Tonight: William Powell and Myrna Loy in Shadow of the Thin Man.

The Thin Man was Dashiell Hammett’s last novel. It was inspired by his romantic relationship with Lillian Hellman—the author of such literary landmarks as The Children’s Hour and The Little Foxes.

Powell and Loy first starred together with Clark Gable in Manhattan Melodrama in 1934.

Director W.S. “One Shot Woody” Van Dyke saw something special in the on-screen relationship between Powell and Loy and paired them together again in their next film (as Nick and Nora Charles) in The Thin Man.

What was intended as a B-budget whodunit turned into a critical and commercial smash that made stars of both Powell and Loy. It also began a popular six-film series that lasted more than a dozen years until Song of the Thin Man in 1947.

Shadow of the Thin Man was the fourth film in the series. It was directed by Van Dyke, filmed in August 1941 and released on November 21, 1941, hitting theaters just two weeks before Pearl Harbor.

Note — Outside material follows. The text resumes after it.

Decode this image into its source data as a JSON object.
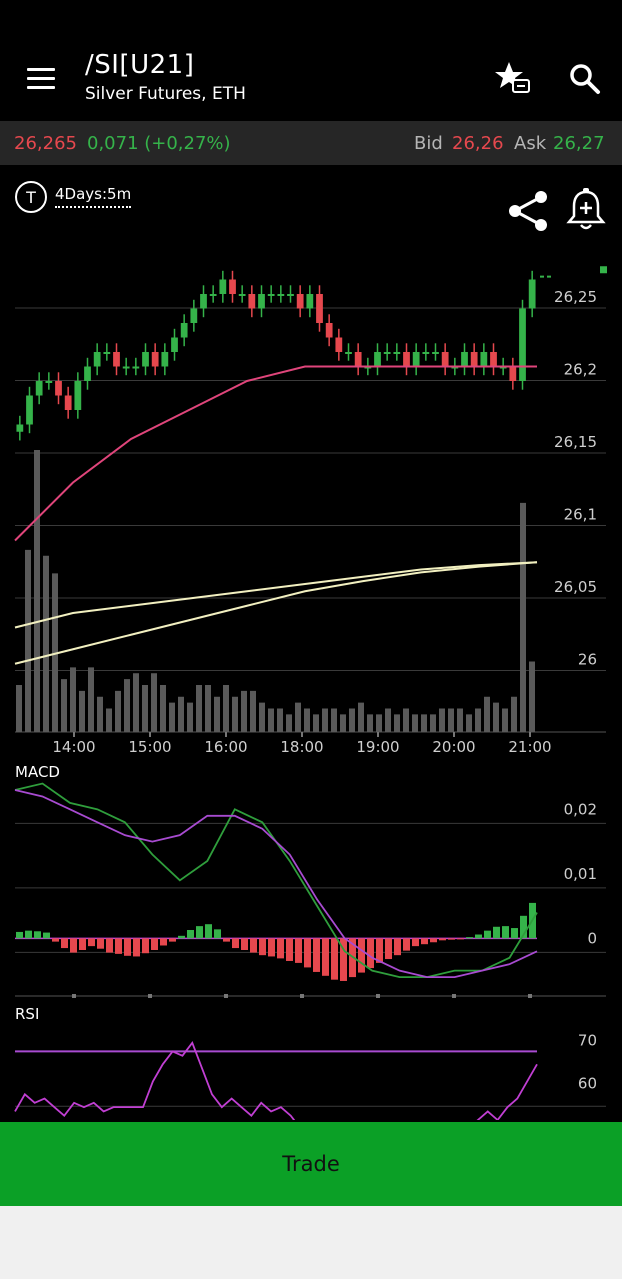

The film was eagerly welcomed, coming two years after the previous outing, Another Thin Man, released in 1939, and screened here last December.

It would be three years before Loy would make another film (The Thin Man Goes Home) in 1945, as she left Hollywood for New York City, where she volunteered for the Red Cross with the start of World War II.

Tonight’s film includes cast members Donna Reed and Barry Nelson in his screen debut. It was also the feature film debut of Ava Gardner, who is briefly seen walking past Powell’s car.

Variety reported: “Much of the farcical flavor that characterized the earlier Thin Man film is reclaimed in the new picture... In the course of which there are three homicides, half a dozen suspects and a bit of gunplay.”

The film cost $821,000. It earned $3.15 million worldwide, for a net profit of $769,000 and a 91-percent return on investment.

Powell was 49 years old at the time, while Loy was 36 years old. He had just met, and married, the 21-year-old actress Diana Lewis, known as “Mousie.” They met at Chasen’s Restaurant. Later, when they went upstairs together, she was singing old songs. “I couldn’t believe that a youngster like her knew the oldies,” Powell said. “I went for her, and she was for me.”

Days later, they eloped and lived happily ever after for another 40-plus years.

So now, from 1941, William Powell and Myrna Loy in Shadow of the Thin Man.